While Miélot usually personally wrote out Philip's copies of his various writings, and was responsible for creating a "minute" or dummy of the planned book showing the subject and location of the various miniatures and illuminated letters, Miélot would not have had the time to produce the miniatures for so many manuscripts, and it is likely that he was influential in allocating commissions to various miniaturists who created the manuscript illuminations. Because the miniaturists were indebted to him for the work, and because of the Burgundian fashion at the time for presentation miniatures, in which the author is shown presenting the book to the duke or other patron, an unusually large number of portraits of Miélot as author and scribe appear in the ducal copies of Miélot's works.
"Philip the Good was the leading bibliophile of Northern Europe, and employed a number of scribes, copyists and artists, with Miélot holding a leading position among the former groups.... His translations were first produced in draft form, called a 'minute', with sketches of the images and illuminated letters.
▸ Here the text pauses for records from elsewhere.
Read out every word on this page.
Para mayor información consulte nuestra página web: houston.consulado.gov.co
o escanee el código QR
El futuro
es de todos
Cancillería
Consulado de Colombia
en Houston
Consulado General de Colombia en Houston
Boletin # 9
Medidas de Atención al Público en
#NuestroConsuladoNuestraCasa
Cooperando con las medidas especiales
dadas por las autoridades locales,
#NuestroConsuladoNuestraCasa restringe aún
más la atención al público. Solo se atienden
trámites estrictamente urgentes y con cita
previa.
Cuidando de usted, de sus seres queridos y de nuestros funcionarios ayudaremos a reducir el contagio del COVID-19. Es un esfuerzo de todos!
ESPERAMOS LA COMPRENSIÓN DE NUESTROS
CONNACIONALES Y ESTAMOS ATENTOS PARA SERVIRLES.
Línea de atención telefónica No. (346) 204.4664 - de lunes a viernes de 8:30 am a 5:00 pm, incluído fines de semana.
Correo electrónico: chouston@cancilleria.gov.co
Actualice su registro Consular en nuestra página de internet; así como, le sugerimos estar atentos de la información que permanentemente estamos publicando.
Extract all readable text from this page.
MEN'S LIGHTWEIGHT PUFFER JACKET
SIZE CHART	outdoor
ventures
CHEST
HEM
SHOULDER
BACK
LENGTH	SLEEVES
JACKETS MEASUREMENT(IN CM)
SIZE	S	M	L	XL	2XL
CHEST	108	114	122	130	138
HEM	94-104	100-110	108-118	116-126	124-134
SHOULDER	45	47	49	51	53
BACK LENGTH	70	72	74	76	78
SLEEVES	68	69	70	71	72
If this was approved by the Duke, after being examined and read aloud at court, then the final de luxe manuscript for the Duke's library would be produced on fine vellum, and with the sketches worked up by specialist artists. Miélot's minute for his Le Miroir de l'Humaine Salvation survives in the Bibliothèque Royale Albert I in Brussels, which includes two self-portraits of him richly dressed as a layman. The presentation portrait to La controverse de noblesse, a year later, shows him with a clerical tonsure. His illustrations are well composed, but not executed up to the standard of manuscripts for the court. His text, on the other hand, is usually in a very fine Burgundian bastarda blackletter script, and paleographers can recognise his hand" (Wikipedia article on Jean Miélot, accessed 11-04-2013).
In Miélot's translation of the Traité sur l'oraison dominicale produced for Philip between 1454 and 1457, and preserved in the Bibliothèque Royale, Brussels (Ms. 9082 fol. 1r) there is a miniature by the Flemish painter Jean Le Tavernier showing Miélot presenting the manuscript to Philip. An excellent reproduction of this appears in Wilson & Wilson, A Medieval Mirror (1984) p. 49. About 1456. Miélot completed his manuscript compilation of the Miracles de Notre Dame for Philip. In this manuscript, preserved in the Bibliothèque nationale de France, the Flemish artist Jean Le Tavernier, an expert in the grisaille technique of manuscript illumination, included a splendid grisaille portrait of Jean Miélot writing in his scriptorium, probably in the ducal library. The portrait, which appears on folio 19r, includes very detailed renderings of the room's furnishings, and the writer's materials, equipment, and activity. Still another fine portrait of Miélot, by an unknown miniaturist, appears in Brussels Royal Library, MS 9278, fol. 10r.